A lack of “long-termism” in Government economic policy is leaving businesses unable to plan and invest for the future, a cross-party group of MPs has warned.
The Commons Treasury Committee said there had been too much “chop and change” and questioned whether former chancellor Rishi Sunak’s Plan for Growth represented an active strategy for co-ordinating policy across Whitehall.
The findings are potentially a setback for Mr Sunak, who is standing to replace Boris Johnson as prime minister in the Tory leadership contest.
They may also be seen as a reflection of the increasing tensions which had arisen in recent months between No 10 and the Treasury over the direction of economic policy.
In its report, the committee said the expert witnesses it took evidence from were “mostly unpersuaded” by the Government’s arguments for abolishing its Industrial Strategy in Mr Sunak’s 2021 Spring Budget and replacing it with the Plan for Growth.
“More importantly, we are particularly concerned at the ‘chop and change’ and lack of long-termism in growth strategy and policy, without which businesses themselves are unable to plan and invest themselves,” it said.
“It was suggested that there was a lack of detail and a lack of collaboration with businesses and regional bodies, and that there was no overall strategic vision of what the UK’s economic problems were, how they should be prioritised, and what policies and interventions were therefore effective.”
The committee said it was concerned that there had been no replacement for the Industrial Strategy Council, which had provided oversight and evaluation of the Government’s policies for growth and had been “a force for consistency and long-termism”.
Given the large amounts of money and time that were spent on devising growth strategies, it said it was important to have an “overarching strategy” to co-ordinate activity across departments and prevent policy “fragmenting”.

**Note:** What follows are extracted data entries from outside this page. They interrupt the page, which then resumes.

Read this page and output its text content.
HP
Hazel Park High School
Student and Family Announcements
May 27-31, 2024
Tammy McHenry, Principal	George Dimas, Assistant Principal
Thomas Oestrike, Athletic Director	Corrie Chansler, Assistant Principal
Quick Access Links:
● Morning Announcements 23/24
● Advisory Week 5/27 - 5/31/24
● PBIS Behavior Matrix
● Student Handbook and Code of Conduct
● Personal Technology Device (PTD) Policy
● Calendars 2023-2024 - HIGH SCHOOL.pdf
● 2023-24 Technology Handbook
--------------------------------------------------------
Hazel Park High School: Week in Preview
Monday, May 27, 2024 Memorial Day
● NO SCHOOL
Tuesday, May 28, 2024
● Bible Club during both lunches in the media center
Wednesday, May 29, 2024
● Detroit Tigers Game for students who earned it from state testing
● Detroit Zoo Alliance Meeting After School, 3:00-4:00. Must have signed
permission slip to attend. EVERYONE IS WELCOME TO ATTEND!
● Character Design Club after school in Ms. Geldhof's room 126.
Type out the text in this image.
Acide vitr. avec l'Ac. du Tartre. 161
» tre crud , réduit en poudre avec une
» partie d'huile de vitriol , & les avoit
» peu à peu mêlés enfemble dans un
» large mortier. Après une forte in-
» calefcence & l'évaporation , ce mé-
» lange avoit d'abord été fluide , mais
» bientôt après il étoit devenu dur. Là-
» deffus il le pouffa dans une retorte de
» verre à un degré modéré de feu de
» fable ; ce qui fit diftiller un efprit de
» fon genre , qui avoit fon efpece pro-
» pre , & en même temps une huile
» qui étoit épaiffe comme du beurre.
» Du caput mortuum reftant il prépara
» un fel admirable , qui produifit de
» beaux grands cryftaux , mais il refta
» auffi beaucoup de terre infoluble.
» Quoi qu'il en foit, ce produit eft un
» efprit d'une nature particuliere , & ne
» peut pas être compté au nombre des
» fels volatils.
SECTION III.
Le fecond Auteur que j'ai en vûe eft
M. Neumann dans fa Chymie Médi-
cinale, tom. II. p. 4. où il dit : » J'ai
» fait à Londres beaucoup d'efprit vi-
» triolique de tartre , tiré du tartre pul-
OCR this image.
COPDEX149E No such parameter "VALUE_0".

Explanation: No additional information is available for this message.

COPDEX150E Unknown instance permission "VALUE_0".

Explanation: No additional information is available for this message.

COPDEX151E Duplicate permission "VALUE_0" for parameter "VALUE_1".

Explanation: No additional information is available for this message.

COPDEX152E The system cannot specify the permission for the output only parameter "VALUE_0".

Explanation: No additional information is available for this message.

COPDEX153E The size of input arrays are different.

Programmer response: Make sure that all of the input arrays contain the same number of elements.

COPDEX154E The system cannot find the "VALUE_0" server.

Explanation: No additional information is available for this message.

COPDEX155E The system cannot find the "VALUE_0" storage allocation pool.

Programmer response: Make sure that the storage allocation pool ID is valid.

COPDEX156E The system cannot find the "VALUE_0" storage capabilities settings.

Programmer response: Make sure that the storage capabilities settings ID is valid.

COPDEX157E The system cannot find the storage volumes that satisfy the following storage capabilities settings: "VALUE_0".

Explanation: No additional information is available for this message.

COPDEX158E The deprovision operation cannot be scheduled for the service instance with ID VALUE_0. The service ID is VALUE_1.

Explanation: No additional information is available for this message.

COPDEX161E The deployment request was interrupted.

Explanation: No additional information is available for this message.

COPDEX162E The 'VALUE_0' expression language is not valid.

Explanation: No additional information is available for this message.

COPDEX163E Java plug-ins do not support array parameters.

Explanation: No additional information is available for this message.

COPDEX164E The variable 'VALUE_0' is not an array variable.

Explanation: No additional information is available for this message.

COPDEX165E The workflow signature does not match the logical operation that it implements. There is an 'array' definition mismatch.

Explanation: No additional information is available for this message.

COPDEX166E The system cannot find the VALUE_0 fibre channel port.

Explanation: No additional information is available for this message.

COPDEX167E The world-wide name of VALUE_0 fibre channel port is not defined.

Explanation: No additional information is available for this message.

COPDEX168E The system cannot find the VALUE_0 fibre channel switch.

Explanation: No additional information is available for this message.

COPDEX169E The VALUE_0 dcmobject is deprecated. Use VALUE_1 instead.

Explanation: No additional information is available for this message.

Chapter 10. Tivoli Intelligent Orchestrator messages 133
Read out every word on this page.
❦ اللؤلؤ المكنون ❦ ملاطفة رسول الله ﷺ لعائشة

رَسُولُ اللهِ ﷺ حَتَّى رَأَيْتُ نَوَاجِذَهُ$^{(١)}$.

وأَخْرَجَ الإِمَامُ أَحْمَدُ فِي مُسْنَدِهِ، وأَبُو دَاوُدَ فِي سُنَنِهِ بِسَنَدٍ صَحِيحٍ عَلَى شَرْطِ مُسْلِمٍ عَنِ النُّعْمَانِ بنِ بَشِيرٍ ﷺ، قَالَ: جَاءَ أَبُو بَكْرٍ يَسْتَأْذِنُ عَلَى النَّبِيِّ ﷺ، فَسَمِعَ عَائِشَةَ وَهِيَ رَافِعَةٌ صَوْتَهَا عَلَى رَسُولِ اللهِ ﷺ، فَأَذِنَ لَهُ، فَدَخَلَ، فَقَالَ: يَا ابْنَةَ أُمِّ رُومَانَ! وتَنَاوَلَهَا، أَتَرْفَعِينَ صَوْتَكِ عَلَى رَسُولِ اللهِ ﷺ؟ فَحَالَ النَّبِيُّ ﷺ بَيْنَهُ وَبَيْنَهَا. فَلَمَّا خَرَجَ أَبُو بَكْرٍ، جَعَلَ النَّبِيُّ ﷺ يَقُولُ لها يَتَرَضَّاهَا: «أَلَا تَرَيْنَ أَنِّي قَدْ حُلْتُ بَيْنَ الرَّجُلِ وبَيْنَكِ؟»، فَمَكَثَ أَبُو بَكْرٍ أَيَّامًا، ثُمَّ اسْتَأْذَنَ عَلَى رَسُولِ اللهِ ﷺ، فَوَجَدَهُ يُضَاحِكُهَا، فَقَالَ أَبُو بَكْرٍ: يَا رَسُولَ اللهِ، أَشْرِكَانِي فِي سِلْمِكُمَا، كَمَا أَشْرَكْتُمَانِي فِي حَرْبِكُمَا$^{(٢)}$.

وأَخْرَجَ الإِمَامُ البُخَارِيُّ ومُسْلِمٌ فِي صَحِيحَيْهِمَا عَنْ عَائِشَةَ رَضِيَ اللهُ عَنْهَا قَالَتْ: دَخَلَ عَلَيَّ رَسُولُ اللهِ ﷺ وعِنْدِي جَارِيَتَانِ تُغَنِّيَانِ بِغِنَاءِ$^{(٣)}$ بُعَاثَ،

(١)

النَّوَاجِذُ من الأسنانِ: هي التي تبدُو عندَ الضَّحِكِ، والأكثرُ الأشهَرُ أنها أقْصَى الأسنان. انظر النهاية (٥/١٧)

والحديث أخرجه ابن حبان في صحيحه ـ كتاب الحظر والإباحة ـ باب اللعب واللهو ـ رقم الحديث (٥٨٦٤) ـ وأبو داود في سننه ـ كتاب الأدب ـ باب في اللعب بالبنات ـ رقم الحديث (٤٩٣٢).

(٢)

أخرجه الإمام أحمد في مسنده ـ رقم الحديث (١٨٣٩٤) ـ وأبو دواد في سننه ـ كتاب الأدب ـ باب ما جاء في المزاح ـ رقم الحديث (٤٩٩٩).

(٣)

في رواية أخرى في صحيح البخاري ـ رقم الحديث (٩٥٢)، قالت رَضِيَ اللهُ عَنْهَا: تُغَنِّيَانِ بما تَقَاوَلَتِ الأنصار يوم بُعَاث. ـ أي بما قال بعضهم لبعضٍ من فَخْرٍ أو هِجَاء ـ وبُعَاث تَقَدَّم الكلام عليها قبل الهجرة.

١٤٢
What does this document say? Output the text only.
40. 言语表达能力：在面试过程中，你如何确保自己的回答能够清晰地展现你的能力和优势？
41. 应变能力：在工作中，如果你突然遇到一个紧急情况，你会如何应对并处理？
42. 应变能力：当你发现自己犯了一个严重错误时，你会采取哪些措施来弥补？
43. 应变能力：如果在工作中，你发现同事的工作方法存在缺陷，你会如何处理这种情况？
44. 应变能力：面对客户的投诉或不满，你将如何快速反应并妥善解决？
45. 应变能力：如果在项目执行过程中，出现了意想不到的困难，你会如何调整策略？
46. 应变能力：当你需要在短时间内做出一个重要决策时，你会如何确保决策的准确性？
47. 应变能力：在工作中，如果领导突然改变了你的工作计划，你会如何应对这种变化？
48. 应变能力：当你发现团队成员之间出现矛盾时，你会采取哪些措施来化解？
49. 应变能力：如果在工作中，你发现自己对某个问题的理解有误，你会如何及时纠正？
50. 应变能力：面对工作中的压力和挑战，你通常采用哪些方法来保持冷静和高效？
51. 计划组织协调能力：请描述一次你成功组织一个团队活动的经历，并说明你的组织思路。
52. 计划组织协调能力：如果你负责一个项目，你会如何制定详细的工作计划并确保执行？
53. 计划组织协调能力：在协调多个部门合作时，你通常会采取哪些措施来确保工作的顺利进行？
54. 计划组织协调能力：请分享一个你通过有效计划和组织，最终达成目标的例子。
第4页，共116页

“This function may well sit best in the Treasury. However, it is unclear to what extent the Plan for Growth is an active strategy driving the Treasury’s activities as the co-ordinating economics ministry,” the committee said.
“As a result, there is a risk that growth strategy and policy are fragmenting across departments.”
While abandoning the Plan for Growth would only exacerbate the lack of long-termism and consistency in policymaking, it said there should be a renewed effort to implement a co-ordinated growth strategy across government.
The committee also warned that domestic factors – including Brexit and the weakness of sterling – meant inflation may not necessarily fall back to the Government’s 2% target when global energy prices finally stabilise.
The committee chairman, Conservative former Treasury minister Mel Stride, said: “We have a new Chancellor and shortly will have a new prime minister.
“Getting a grip on productivity will be key to kickstarting economic growth and stimulating greater business investment in the UK. The evidence that we received suggests there needs to be greater stability and long-term certainty in Government policy-making.”